Вот как бывает! Раньше девушки (и иногда юноши тоже) стремились найти себе суженого или суженую по расчёту, чтобы укрепиться в жизни. И сейчас получается что-то вроде этого. Если твой муж или твоя жена из пролетариев, считай, что тебе повезло.
– То есть вы сейчас женаты? – переспросила я, скрывая свои чувства.
– Представьте себе. Но я это браком не считаю. Не в церкви. И батюшкой не освящено. Что же это за женитьба?
– А дети у вас есть?
– Не поверите, Сашенька, двое! Подрастают бастрюки.
Что-то больно кольнуло меня. Неприятное слово «бастрюки» царапнуло слух и душу. Нет, мои дети – не бастрюки. Они даны мне Богом. И пусть кто угодно думает что угодно! Даже Алексею не позволю обидеть своих кровиночек!
– Вы их не любите?
Алексей расхохотался, закинув голову вверх. Я вспомнила, что именно эта его манера смеяться сводила меня с ума.
– Вы все та же, Саша. Прямолинейные вопросы – это всегда было вашей характерной чертой.
Я слабо улыбнулась на этот сомнительный комплимент.

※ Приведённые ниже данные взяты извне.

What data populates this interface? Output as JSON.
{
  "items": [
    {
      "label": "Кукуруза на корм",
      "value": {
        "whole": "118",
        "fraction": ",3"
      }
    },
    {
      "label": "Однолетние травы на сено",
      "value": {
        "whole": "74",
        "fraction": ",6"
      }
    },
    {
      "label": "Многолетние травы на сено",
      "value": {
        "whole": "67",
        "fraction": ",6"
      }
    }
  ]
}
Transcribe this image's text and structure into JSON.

– Люблю, конечно, – ответил запоздало на мой вопрос Алексей. – Но вырастут они не такими, какими бы мне хотелось их видеть. В таком окружении ничего хорошего из них не выйдет. Так что пусть растут как растут.
– Мальчики, девочки?
– Что? А… это… Два мальчика. Один за другим родились. Ну, а вы-то как? Как вам удалось сюда устроиться?
Мне очень не хотелось ему ничего рассказывать. Я представила, как он засмеется, откинув голову, а потом скажет что-то типа того: «Видите, я же говорил! Если в вашей семье один относится к большевикам, второму, считай, повезло!»

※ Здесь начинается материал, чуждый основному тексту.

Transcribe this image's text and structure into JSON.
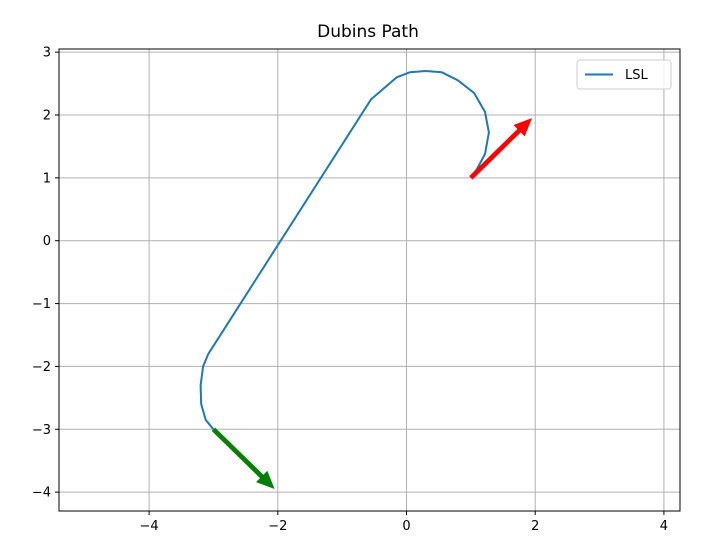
{
  "chart_data": {
    "type": "line",
    "title": "Dubins Path",
    "xlabel": "",
    "ylabel": "",
    "xlim": [
      -5.4,
      4.25
    ],
    "ylim": [
      -4.3,
      3.05
    ],
    "xticks": [
      -4,
      -2,
      0,
      2,
      4
    ],
    "yticks": [
      -4,
      -3,
      -2,
      -1,
      0,
      1,
      2,
      3
    ],
    "xtick_labels": [
      "−4",
      "−2",
      "0",
      "2",
      "4"
    ],
    "ytick_labels": [
      "−4",
      "−3",
      "−2",
      "−1",
      "0",
      "1",
      "2",
      "3"
    ],
    "grid": true,
    "legend": {
      "placement": "upper-right",
      "entries": [
        "LSL"
      ]
    },
    "series": [
      {
        "name": "LSL",
        "color": "#1f77b4",
        "points": [
          [
            -3.0,
            -3.0
          ],
          [
            -3.12,
            -2.85
          ],
          [
            -3.19,
            -2.6
          ],
          [
            -3.2,
            -2.3
          ],
          [
            -3.16,
            -2.0
          ],
          [
            -3.08,
            -1.8
          ],
          [
            -0.55,
            2.25
          ],
          [
            -0.15,
            2.6
          ],
          [
            0.05,
            2.68
          ],
          [
            0.3,
            2.7
          ],
          [
            0.55,
            2.68
          ],
          [
            0.8,
            2.55
          ],
          [
            1.05,
            2.35
          ],
          [
            1.22,
            2.05
          ],
          [
            1.28,
            1.72
          ],
          [
            1.22,
            1.38
          ],
          [
            1.1,
            1.15
          ],
          [
            1.0,
            1.0
          ]
        ]
      }
    ],
    "arrows": [
      {
        "name": "start",
        "from": [
          -3.0,
          -3.0
        ],
        "to": [
          -2.05,
          -3.95
        ],
        "color": "#008000"
      },
      {
        "name": "goal",
        "from": [
          1.0,
          1.0
        ],
        "to": [
          1.95,
          1.95
        ],
        "color": "#ff0000"
      }
    ]
  }
}
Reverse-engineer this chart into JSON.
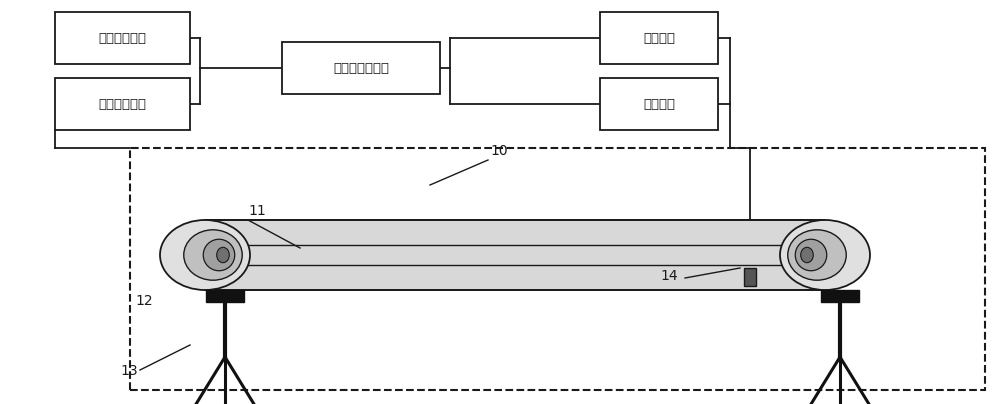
{
  "bg_color": "#ffffff",
  "box_color": "#ffffff",
  "box_edge": "#222222",
  "labels": {
    "heating": "加热控制系统",
    "data": "数据采集系统",
    "upper": "上位机控制系统",
    "pump": "抽气系统",
    "leak": "检漏系统"
  },
  "numbers": {
    "n10": "10",
    "n11": "11",
    "n12": "12",
    "n13": "13",
    "n14": "14"
  }
}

– Случайно, – тихо ответила я.
Меня спас от его дальнейших расспросов посетитель. Дверь открылась, звоночек тренькнул. Мы с Алексеем одновременно обернулись. И вошел солдат. Постукивал по полу разными по звучанию звуками при ходьбе, потому что одна нога у него была в сапоге, а вместо второй – деревяшка, торчавшая из завязанной в узел штанины.
– Здорово, товарищи, – зычным и слишком громким голосом произнес он. Обычно так разговаривают люди, которые плохо слышат. Бедный, покалечила его война. – Тут, что ли, библиотека?
– Да, проходите, пожалуйста, – улыбнулась я ему.
Алексей быстро попрощался.
– Сашенька, я зайду еще как-нибудь, – тихо сказал он. – Очень рад был встретить тебя здесь! – последние слова прозвучали очень искренне.
Он кивнул солдату и быстро направился к выходу. Больше уже не обернулся. Я грустно посмотрела ему вслед и подавила вздох.
Тут же поймала хитрый взгляд солдата:
– Что, милок твой?
– Нет, что вы! Обычный посетитель! – горячо ответила я и почувствовала, что краснею. Да и страх не замедлил появиться: в «особое» время живем, лишние пересуды опасны для жизни…
103
«Зайду еще как-нибудь» случилось уже на следующий день. И потом Алексей зачастил: появлялся каждый день в библиотеке, объясняя это тем, что ему по пути на работу.
Я радовалась его приходам, но виду старалась не подавать: оставалась с ним ровной и спокойной. Он женат, я замужем. То, что было, никогда не вернуть. Надо быть разумной и не делать ошибок.
Но Алексей так не думал. Сначала он нежно брал меня за руку при разговоре и заглядывал в глаза. Потом стал целовать мои пальчики. А я все больше и больше начинала бояться этих встреч. И себя. Сердце мое пело от неожиданно вернувшейся и расцветавшей с необычайно быстрой скоростью любви. Но песня эта была очень тревожной. И слово к сердечному песнопению напрашивалось другое: сердце не пело, оно ныло.
Больше всего на свете я боялась, что Матвей узнает об этих визитах. Тогда может случиться страшное. Он не простит такого ни мне, ни Алексею. Но Матвей был весь в работе, уходил рано, а приходил поздно.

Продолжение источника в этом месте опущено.